A hurtful email or accusation. Personally, I will not respond to an upsetting message for at least 24 hours. Hasty replies have almost always proved regrettable. In that waiting period, my goal is to consider whether there is a kernel of truth worth hearing, to remember that nothing has happened by accident, and to respond in a way that reflects God’s own character.

A difficult diagnosis. Rather than searching for blame, the response is to ask what God’s purpose might be—acknowledging that we may never know whether healing will come, while resting in the certainty that God is good and gives only good gifts, even through painful trials.
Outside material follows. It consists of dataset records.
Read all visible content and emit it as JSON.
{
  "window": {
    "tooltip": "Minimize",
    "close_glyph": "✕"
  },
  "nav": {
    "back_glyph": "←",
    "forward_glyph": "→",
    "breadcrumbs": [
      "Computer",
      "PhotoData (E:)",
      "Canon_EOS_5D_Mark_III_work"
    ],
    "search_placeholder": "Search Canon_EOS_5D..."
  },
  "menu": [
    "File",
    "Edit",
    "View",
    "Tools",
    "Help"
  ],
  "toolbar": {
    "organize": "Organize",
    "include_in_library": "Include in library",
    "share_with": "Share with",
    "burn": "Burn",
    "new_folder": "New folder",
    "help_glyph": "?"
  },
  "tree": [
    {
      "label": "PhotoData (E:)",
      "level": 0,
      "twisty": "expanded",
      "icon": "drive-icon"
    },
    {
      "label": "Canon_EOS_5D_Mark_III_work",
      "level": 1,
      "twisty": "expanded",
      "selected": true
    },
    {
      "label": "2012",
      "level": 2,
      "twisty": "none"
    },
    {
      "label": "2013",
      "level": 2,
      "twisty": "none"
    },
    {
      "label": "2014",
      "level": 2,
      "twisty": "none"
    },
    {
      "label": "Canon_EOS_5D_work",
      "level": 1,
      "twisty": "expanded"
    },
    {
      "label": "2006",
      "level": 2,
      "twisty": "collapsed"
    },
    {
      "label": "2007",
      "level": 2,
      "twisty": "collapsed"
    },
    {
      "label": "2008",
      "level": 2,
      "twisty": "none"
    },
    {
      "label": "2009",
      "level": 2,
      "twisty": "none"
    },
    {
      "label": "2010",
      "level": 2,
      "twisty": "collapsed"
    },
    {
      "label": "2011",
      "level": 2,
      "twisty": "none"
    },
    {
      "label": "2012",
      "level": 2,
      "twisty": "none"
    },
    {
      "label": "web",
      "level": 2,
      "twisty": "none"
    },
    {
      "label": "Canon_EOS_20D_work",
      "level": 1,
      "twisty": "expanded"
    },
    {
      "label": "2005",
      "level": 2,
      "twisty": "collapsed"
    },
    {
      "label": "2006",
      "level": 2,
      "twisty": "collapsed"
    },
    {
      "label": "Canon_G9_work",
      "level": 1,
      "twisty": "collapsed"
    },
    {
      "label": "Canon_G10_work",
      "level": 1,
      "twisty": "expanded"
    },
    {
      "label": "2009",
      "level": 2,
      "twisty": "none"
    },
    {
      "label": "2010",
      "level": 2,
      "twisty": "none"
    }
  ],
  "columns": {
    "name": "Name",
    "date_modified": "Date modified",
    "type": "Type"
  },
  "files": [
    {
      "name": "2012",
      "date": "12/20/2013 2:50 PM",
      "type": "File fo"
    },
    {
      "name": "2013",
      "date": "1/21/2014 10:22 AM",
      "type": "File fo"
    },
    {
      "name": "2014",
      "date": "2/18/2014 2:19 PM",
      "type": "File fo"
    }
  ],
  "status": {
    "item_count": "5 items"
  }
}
The loss of a child, or unbelieving children. Some time ago, a family in our church lost a son, and the father’s response at the funeral was remarkable. Through years, he quoted Job’s words without descending into stoicism or fatalism. Parents of children who have not yet come to faith should cling to God’s sovereignty in prayer, trusting that salvation belongs to him. Far from breeding passivity, this truth fuels perseverance in prayer and evangelism, since the outcome does not rest on human manipulation but on God’s gracious initiative.

A Caution on Timing

Even true doctrine can be misapplied if the timing is wrong. Quoting Romans 8:28 to someone in the raw first moments of grief or a fresh diagnosis can land as a spiritual “shut up”—a way of silencing lament rather than accompanying it. Sometimes, presence matters more than argument. But in time, believers do need help to see that God is at work for his glory and their good—and to hold onto that.

The Pattern of Scripture

Martyn Lloyd-Jones found the book of Acts to be a particular tonic for his own soul, precisely because it shows the church facing impossible circumstances while the gospel advances regardless. As Romans 15:4 puts it, these things were written for our instruction, that through endurance and the encouragement of the Scriptures we might have hope.

The call, then, is not to explain away suffering but to keep returning to the character of the one who governs it, remembering his sovereign purpose to conform his people to the likeness of his Son, and trusting him even when, like the disciples crossing Galilee in the storm, the other side still seems far off.